Lavagne bientôt victime des camerouniaiseries ?

Publié le 22 mars 2012 par Atango

Nommé sur le banc des Lions Indomptables par la FECAFOOT dès le 26 octobre 2011, Denis Lavagne attendait depuis lors la signature de son contrat. Dans un pays normal, celle-ci serait intervenue immédiatement, ou en tout cas avant qu'il ne livre le moindre match.

Or, l'ancien manager de Cotonsports a amené l'équipe nationale à la victoire au tournoi de Marrakech et ensuite en Guinée-Bissau. Trois matches, aucune défaite, un bilan plutôt positif à mettre à son actif, même si Rigobert Song a tout fait pour lui voler la vedette à Bissau le 29 février dernier.

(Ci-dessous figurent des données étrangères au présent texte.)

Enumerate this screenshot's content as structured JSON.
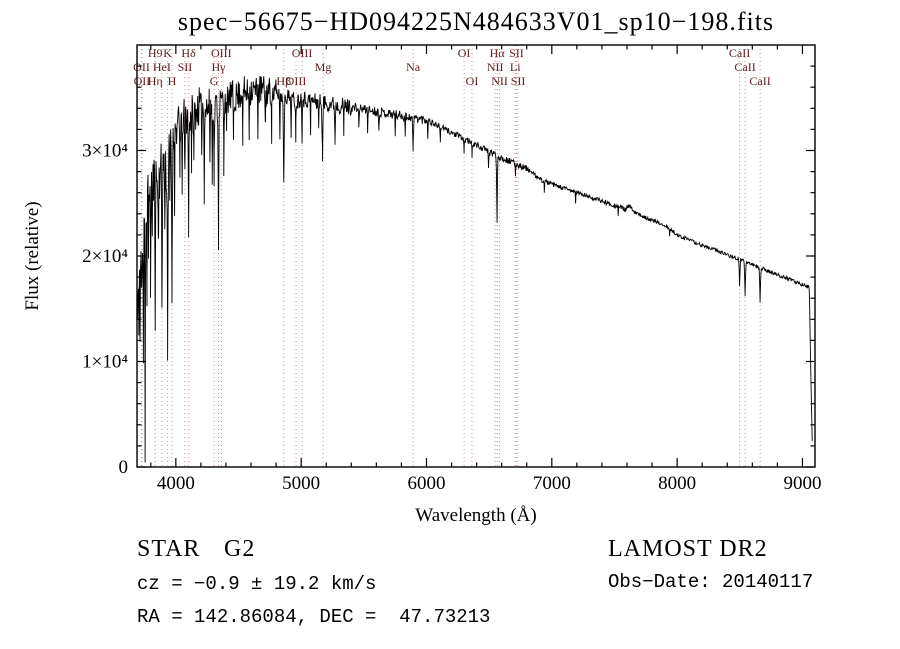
{
  "annotations": {
    "class_label": "STAR",
    "subclass": "G2",
    "cz_line": "cz = −0.9 ± 19.2 km/s",
    "radec_line": "RA = 142.86084, DEC =  47.73213",
    "survey": "LAMOST DR2",
    "obs_date": "Obs−Date: 20140117"
  },
  "chart_data": {
    "type": "line",
    "title": "spec−56675−HD094225N484633V01_sp10−198.fits",
    "xlabel": "Wavelength (Å)",
    "ylabel": "Flux (relative)",
    "xlim": [
      3690,
      9100
    ],
    "ylim": [
      0,
      40000
    ],
    "data_range": [
      3694,
      9078
    ],
    "xticks": [
      4000,
      5000,
      6000,
      7000,
      8000,
      9000
    ],
    "xtick_labels": [
      "4000",
      "5000",
      "6000",
      "7000",
      "8000",
      "9000"
    ],
    "yticks": [
      0,
      10000,
      20000,
      30000
    ],
    "ytick_labels": [
      "0",
      "1×10⁴",
      "2×10⁴",
      "3×10⁴"
    ],
    "x_minor_step": 200,
    "y_minor_step": 2000,
    "grid": false,
    "line_color": "#000000",
    "marker_line_color": "#cc8888",
    "marker_label_color": "#5c1a1a",
    "continuum_anchors": [
      [
        3694,
        14000
      ],
      [
        3705,
        20000
      ],
      [
        3715,
        17000
      ],
      [
        3725,
        23000
      ],
      [
        3735,
        19000
      ],
      [
        3745,
        25000
      ],
      [
        3760,
        22000
      ],
      [
        3775,
        26000
      ],
      [
        3790,
        27500
      ],
      [
        3810,
        26500
      ],
      [
        3830,
        27500
      ],
      [
        3850,
        27000
      ],
      [
        3875,
        28000
      ],
      [
        3900,
        28500
      ],
      [
        3925,
        28000
      ],
      [
        3950,
        29500
      ],
      [
        3975,
        30500
      ],
      [
        4000,
        32000
      ],
      [
        4050,
        33000
      ],
      [
        4100,
        33300
      ],
      [
        4150,
        33800
      ],
      [
        4200,
        34200
      ],
      [
        4250,
        34000
      ],
      [
        4300,
        34200
      ],
      [
        4330,
        34300
      ],
      [
        4360,
        34600
      ],
      [
        4390,
        35000
      ],
      [
        4420,
        34900
      ],
      [
        4450,
        35200
      ],
      [
        4480,
        35000
      ],
      [
        4510,
        35400
      ],
      [
        4540,
        35600
      ],
      [
        4570,
        35400
      ],
      [
        4600,
        35800
      ],
      [
        4640,
        35600
      ],
      [
        4680,
        35800
      ],
      [
        4720,
        35500
      ],
      [
        4760,
        35600
      ],
      [
        4800,
        35300
      ],
      [
        4840,
        35100
      ],
      [
        4880,
        35200
      ],
      [
        4920,
        34900
      ],
      [
        4960,
        34700
      ],
      [
        5000,
        34900
      ],
      [
        5100,
        34700
      ],
      [
        5200,
        34500
      ],
      [
        5300,
        34300
      ],
      [
        5400,
        34100
      ],
      [
        5500,
        33900
      ],
      [
        5600,
        33700
      ],
      [
        5700,
        33500
      ],
      [
        5800,
        33300
      ],
      [
        5900,
        33100
      ],
      [
        6000,
        32900
      ],
      [
        6100,
        32300
      ],
      [
        6200,
        31700
      ],
      [
        6300,
        31100
      ],
      [
        6400,
        30500
      ],
      [
        6500,
        29900
      ],
      [
        6600,
        29300
      ],
      [
        6700,
        28800
      ],
      [
        6800,
        28300
      ],
      [
        6900,
        27300
      ],
      [
        7000,
        26800
      ],
      [
        7100,
        26400
      ],
      [
        7200,
        26000
      ],
      [
        7300,
        25600
      ],
      [
        7400,
        25200
      ],
      [
        7500,
        24800
      ],
      [
        7550,
        24600
      ],
      [
        7590,
        24400
      ],
      [
        7620,
        24800
      ],
      [
        7650,
        24200
      ],
      [
        7700,
        23900
      ],
      [
        7800,
        23400
      ],
      [
        7900,
        22900
      ],
      [
        8000,
        22000
      ],
      [
        8100,
        21500
      ],
      [
        8200,
        21000
      ],
      [
        8300,
        20600
      ],
      [
        8400,
        20100
      ],
      [
        8500,
        19700
      ],
      [
        8600,
        19200
      ],
      [
        8700,
        18700
      ],
      [
        8800,
        18200
      ],
      [
        8900,
        17800
      ],
      [
        8950,
        17500
      ],
      [
        9000,
        17300
      ],
      [
        9055,
        17000
      ],
      [
        9065,
        10000
      ],
      [
        9075,
        4200
      ]
    ],
    "absorption_features": [
      [
        3705,
        8000,
        5
      ],
      [
        3715,
        5000,
        4
      ],
      [
        3727,
        7000,
        6
      ],
      [
        3741,
        11000,
        5
      ],
      [
        3755,
        23000,
        4
      ],
      [
        3770,
        9000,
        5
      ],
      [
        3782,
        6000,
        4
      ],
      [
        3798,
        10000,
        6
      ],
      [
        3812,
        5000,
        4
      ],
      [
        3835,
        12000,
        6
      ],
      [
        3860,
        7000,
        5
      ],
      [
        3889,
        13000,
        6
      ],
      [
        3912,
        6000,
        4
      ],
      [
        3934,
        16500,
        7
      ],
      [
        3952,
        5000,
        4
      ],
      [
        3969,
        14000,
        7
      ],
      [
        3990,
        6000,
        4
      ],
      [
        4032,
        5500,
        4
      ],
      [
        4050,
        8000,
        4
      ],
      [
        4072,
        6500,
        5
      ],
      [
        4102,
        10500,
        7
      ],
      [
        4126,
        4500,
        4
      ],
      [
        4144,
        6000,
        4
      ],
      [
        4205,
        4500,
        4
      ],
      [
        4226,
        7500,
        5
      ],
      [
        4272,
        5000,
        4
      ],
      [
        4290,
        5500,
        4
      ],
      [
        4305,
        6500,
        7
      ],
      [
        4340,
        13000,
        7
      ],
      [
        4383,
        6500,
        5
      ],
      [
        4405,
        4500,
        4
      ],
      [
        4460,
        4000,
        4
      ],
      [
        4534,
        4000,
        4
      ],
      [
        4585,
        3500,
        4
      ],
      [
        4655,
        3500,
        4
      ],
      [
        4715,
        3500,
        4
      ],
      [
        4765,
        3500,
        4
      ],
      [
        4830,
        4000,
        4
      ],
      [
        4861,
        8800,
        8
      ],
      [
        4920,
        3500,
        4
      ],
      [
        4957,
        3500,
        4
      ],
      [
        5007,
        3500,
        4
      ],
      [
        5075,
        3000,
        4
      ],
      [
        5140,
        3000,
        4
      ],
      [
        5170,
        5000,
        9
      ],
      [
        5270,
        3500,
        6
      ],
      [
        5340,
        2500,
        4
      ],
      [
        5460,
        2200,
        4
      ],
      [
        5530,
        2000,
        4
      ],
      [
        5620,
        2000,
        4
      ],
      [
        5750,
        1800,
        4
      ],
      [
        5830,
        1800,
        4
      ],
      [
        5893,
        3200,
        8
      ],
      [
        6010,
        1500,
        4
      ],
      [
        6110,
        1500,
        4
      ],
      [
        6300,
        1400,
        5
      ],
      [
        6363,
        1300,
        4
      ],
      [
        6495,
        1800,
        5
      ],
      [
        6563,
        6200,
        8
      ],
      [
        6710,
        1100,
        4
      ],
      [
        6940,
        1000,
        4
      ],
      [
        7190,
        900,
        4
      ],
      [
        7530,
        800,
        4
      ],
      [
        7940,
        700,
        4
      ],
      [
        8498,
        2600,
        8
      ],
      [
        8542,
        3200,
        9
      ],
      [
        8662,
        3200,
        9
      ]
    ],
    "noise_segments": [
      {
        "range": [
          3690,
          3960
        ],
        "amplitude": 2600
      },
      {
        "range": [
          3960,
          4300
        ],
        "amplitude": 1900
      },
      {
        "range": [
          4300,
          4800
        ],
        "amplitude": 1500
      },
      {
        "range": [
          4800,
          5400
        ],
        "amplitude": 800
      },
      {
        "range": [
          5400,
          6000
        ],
        "amplitude": 450
      },
      {
        "range": [
          6000,
          6800
        ],
        "amplitude": 300
      },
      {
        "range": [
          6800,
          7600
        ],
        "amplitude": 220
      },
      {
        "range": [
          7600,
          9080
        ],
        "amplitude": 170
      }
    ],
    "spectral_line_markers": [
      {
        "wavelength": 3726,
        "label": "OII",
        "row": 2
      },
      {
        "wavelength": 3729,
        "label": "OII",
        "row": 3
      },
      {
        "wavelength": 3835,
        "label": "H9",
        "row": 1
      },
      {
        "wavelength": 3835,
        "label": "Hη",
        "row": 3
      },
      {
        "wavelength": 3889,
        "label": "HeI",
        "row": 2
      },
      {
        "wavelength": 3934,
        "label": "K",
        "row": 1
      },
      {
        "wavelength": 3969,
        "label": "H",
        "row": 3
      },
      {
        "wavelength": 4072,
        "label": "SII",
        "row": 2
      },
      {
        "wavelength": 4102,
        "label": "Hδ",
        "row": 1
      },
      {
        "wavelength": 4305,
        "label": "G",
        "row": 3
      },
      {
        "wavelength": 4340,
        "label": "Hγ",
        "row": 2
      },
      {
        "wavelength": 4363,
        "label": "OIII",
        "row": 1
      },
      {
        "wavelength": 4861,
        "label": "Hβ",
        "row": 3
      },
      {
        "wavelength": 4959,
        "label": "OIII",
        "row": 3
      },
      {
        "wavelength": 5007,
        "label": "OIII",
        "row": 1
      },
      {
        "wavelength": 5175,
        "label": "Mg",
        "row": 2
      },
      {
        "wavelength": 5893,
        "label": "Na",
        "row": 2
      },
      {
        "wavelength": 6300,
        "label": "OI",
        "row": 1
      },
      {
        "wavelength": 6363,
        "label": "OI",
        "row": 3
      },
      {
        "wavelength": 6548,
        "label": "NII",
        "row": 2
      },
      {
        "wavelength": 6563,
        "label": "Hα",
        "row": 1
      },
      {
        "wavelength": 6583,
        "label": "NII",
        "row": 3
      },
      {
        "wavelength": 6708,
        "label": "Li",
        "row": 2
      },
      {
        "wavelength": 6717,
        "label": "SII",
        "row": 1
      },
      {
        "wavelength": 6731,
        "label": "SII",
        "row": 3
      },
      {
        "wavelength": 8498,
        "label": "CaII",
        "row": 1
      },
      {
        "wavelength": 8542,
        "label": "CaII",
        "row": 2
      },
      {
        "wavelength": 8662,
        "label": "CaII",
        "row": 3
      }
    ]
  }
}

En termes de comptabilité chronologique, voici donc cinq mois que Denis Lavagne attend que son contrat soit signé. Etant devenu à moitié camerounais à force de vivre chez nous, il prenait son mal en patience, sachant que les circuits administratifs à Yaoundé sont longs, complexes et tortueux.

Finalement, après avoir mis 140 jours pour parcourir les 600 mètres qui séparent le ministère des sports de l'immeuble Etoile (siège du Premier des ministres camerounais), le dossier de recrutement du sieur Denis risque d'achever sa vie sous forme d'emballage pour beignets, dans l'une des nombreuses gargotes qui se serrent aux pieds du quartier administratif d'Ongola.


Tout ça parce que monsieur le premier ministre, qui doit avoir du temps à perdre, a décidé de venir mettre son nez dans l'affaire. Au Cameroun, quand les autorités mettent leur nez dans vos affaires, c'est toujours à vos dépens. La hiérarchie administrative étant ce qu'elle est, le Pommier Sinistre a demandé à son Secrétaire Général (Secrétaire du Chef, mais Général de ses subordonnés) de demander au ministre des Sports si Lavagne méritait de poser son postérieur sur le banc des Lions jadis Indomptables.

Notre ministre des Sports actuel s'appelle Garoua, ça ne s'invente pas, et ça ne l'empêche pas de se prendre pour Ponce Pilate. Avant de se laver les mains de l'affaire, il a quand même refilé la patate chaude à la DTN, qui n'en revient toujours pas de l'honneur qui lui a été ainsi fait. Rappelons à tout hasard que le rôle de cette institution, qui s'endormait tranquillement sous sa poussière, est de donner son avis sur les aspects techniques de notre football. En principe.

D'après , les têtes grises de la DTN l'ont joué style Cour Suprême de Mexico : la moitié pour Lavagne, l'autre moitié contre, et le chef ni pour ni contre. Dans ces cas-là, ceux qui sont contre finissent toujours par l'emporter. Le rapport remis par Jean-Manga Onguéné s'avère donc ultra négatif pour Denis Lavagne. Motif officiel de la sévérité du conseil de classe : carence de diplôme.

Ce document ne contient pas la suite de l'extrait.